Il disco nuovo uscirà in primavera e sono molto felice di ciò che è. Credo sia a tutti gli effetti un’anomalia nel mercato discografico italiano. Sono piuttosto convinto che non verrà compresa in quanto tale, ma non me ne importa assolutamente niente.
Hai intrapreso la carriera solista nel 2019. Ora siamo sul finire del 2023: dopo quattro anni possiamo delineare un primo “responso”. Come è stato passare da “pensare come gruppo” a “pensare come artista solista”? E, soprattutto, come è stato abituarsi a pensare e pensarsi come artista solista? (domanda che fa invidia a Marzullo, lo so, ndr.)

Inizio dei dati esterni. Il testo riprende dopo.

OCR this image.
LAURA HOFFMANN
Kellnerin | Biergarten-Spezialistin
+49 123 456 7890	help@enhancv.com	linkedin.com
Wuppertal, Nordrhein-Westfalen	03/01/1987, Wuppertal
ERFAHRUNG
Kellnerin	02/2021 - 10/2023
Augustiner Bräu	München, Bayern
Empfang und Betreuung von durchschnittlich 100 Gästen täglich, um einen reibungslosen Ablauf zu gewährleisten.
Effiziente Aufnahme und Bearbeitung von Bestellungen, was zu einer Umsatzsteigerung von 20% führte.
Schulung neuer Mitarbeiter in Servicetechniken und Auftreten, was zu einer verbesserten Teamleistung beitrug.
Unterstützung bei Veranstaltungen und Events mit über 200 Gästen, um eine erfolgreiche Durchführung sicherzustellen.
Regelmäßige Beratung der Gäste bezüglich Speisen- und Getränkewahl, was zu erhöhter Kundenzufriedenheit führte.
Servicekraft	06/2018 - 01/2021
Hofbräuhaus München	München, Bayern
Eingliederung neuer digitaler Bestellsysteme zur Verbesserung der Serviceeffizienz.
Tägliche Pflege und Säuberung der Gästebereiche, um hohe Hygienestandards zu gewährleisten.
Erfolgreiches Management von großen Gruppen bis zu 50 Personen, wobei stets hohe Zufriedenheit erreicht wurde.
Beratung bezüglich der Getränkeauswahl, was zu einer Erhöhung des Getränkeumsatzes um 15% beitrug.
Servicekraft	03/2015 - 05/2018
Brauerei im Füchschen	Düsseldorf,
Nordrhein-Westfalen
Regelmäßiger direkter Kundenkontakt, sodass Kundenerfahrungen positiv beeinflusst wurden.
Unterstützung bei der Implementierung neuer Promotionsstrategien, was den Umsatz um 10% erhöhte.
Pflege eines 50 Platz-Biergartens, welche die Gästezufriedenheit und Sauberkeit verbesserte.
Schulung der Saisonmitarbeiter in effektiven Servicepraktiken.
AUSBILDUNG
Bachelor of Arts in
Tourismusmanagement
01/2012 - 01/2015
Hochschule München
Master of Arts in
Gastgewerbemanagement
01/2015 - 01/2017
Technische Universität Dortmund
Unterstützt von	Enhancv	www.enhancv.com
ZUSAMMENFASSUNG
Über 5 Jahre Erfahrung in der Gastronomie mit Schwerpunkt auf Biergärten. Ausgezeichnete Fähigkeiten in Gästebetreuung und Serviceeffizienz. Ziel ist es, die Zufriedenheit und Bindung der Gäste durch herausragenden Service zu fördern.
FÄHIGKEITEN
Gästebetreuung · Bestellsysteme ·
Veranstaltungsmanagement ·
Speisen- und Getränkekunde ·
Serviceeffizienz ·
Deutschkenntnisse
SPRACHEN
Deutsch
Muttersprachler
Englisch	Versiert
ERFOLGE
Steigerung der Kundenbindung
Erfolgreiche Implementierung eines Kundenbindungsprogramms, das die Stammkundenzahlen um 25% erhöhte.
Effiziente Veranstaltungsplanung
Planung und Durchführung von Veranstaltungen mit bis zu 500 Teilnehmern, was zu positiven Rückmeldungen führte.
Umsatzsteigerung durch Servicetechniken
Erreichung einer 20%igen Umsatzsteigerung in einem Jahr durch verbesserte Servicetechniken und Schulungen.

Francamente non ho notato un’eccessiva differenza. Per un paio di motivi fondamentali. Il primo è che anche nell’esperienza precedente ero io a tener le redini e a investire il massimo dell’impegno richiesto e a ritrovarmi dunque, molte volte, a fare gran parte del lavoro da solo.
La seconda è che, avendo avuto una sfacciata fortuna , da quando ho iniziato il progetto solista ho trovato alcuni musicisti che mi hanno aiutato in una maniera decisamente fondamentale. Non smetterò mai di ringraziare Giovanni Ranuzzi e Giulio Beneforti che mi hanno seguito in moltissimi concerti e non solo.
Non nego che questo progetto sia solista e che io abbia gran parte delle responsabilità e dei doveri (come è giusto che sia), ma sarebbe molto più difficile senza persone come loro o come Leonardo Bernini, Mattia Santocori e Valentina Salvi di Pulp Dischi. Sono persone a cui devo molto e che mi ricordano, ancora una volta, l’importanza dell’incontro.